Ruling that the district court erred in its claim construction and that the mistake could have affected the jury’s infringement verdict, the U.S. Court of Appeals for the Federal Circuit remanded for a new trial in a case involving a medical device technology. Smith & Nephew, Inc., et al. v. Arthrex, Inc., Case No. 09-1091 (Fed. Cir., Dec. 2, 2009) (per curiam) (non-precedential)

Plaintiff Smith & Nephew’s asserted patent describes methods for placing and securing a suture anchor in a bone. Upon retrial after the first jury deadlocked in June 2007, the district court entered judgment in June 2008 in favor of the plaintiff after an infringement verdict that awarded about $15 million in damages coupled with a permanent injunction.

In its non-precedential opinion, the Federal Circuit found the district court’s construction of a critical claim term incorrect because it conflicted with the appellate court’s own 2001 construction of a similar term in a prior suit involving the same patent, but a different defendant. However, the Federal Circuit rejected Arthrex’s request to enter a judgment of non-infringement because a new jury could still find infringement, even with the new construction. Additionally, the Court rejected Arthrex’s appeal of the district court’s denial of summary judgment on patent invalidity.
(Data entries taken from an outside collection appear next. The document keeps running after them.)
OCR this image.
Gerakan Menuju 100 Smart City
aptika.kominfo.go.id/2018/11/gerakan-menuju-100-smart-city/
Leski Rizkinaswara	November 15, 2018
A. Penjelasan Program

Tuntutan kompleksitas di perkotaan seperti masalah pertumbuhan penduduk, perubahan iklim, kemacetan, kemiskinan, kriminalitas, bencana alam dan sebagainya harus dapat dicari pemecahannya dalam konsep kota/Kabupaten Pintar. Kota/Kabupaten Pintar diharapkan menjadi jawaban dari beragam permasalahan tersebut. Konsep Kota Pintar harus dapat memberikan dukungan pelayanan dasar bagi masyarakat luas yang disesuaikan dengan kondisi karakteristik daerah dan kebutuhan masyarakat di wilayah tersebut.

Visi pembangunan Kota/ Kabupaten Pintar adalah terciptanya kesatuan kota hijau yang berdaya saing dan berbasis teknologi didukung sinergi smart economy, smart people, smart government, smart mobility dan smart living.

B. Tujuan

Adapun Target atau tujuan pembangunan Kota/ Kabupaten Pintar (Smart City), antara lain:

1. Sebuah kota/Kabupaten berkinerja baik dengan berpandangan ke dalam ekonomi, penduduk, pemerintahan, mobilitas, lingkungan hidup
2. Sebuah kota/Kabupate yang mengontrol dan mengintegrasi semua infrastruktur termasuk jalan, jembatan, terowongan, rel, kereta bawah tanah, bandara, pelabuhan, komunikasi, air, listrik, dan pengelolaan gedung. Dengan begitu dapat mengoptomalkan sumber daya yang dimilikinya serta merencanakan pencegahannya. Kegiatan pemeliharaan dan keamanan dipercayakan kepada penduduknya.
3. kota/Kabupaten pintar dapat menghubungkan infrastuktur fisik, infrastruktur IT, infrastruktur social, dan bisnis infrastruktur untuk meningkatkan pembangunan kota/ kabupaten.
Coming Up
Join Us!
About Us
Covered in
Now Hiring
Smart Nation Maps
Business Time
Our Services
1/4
Notably, the Federal Circuit rejected Smith & Nephew’s argument that Arthrex failed to preserve the claim construction issue for appeal because Arthrex allegedly did not raise the issue in its pre-trial motions and then allegedly argued for a different construction in its post-trial judgment as a matter of law (JMOL) motion. Citing its 2008 decision in O2 Micro Int’l Ltd., the Court found Arthrex’s losing arguments and objections at the Markman hearing sufficient to preserve appeal. Likewise, the issue was not waived post-trial because Arthrex’s argument at that point was within the confines of the district court’s claim construction.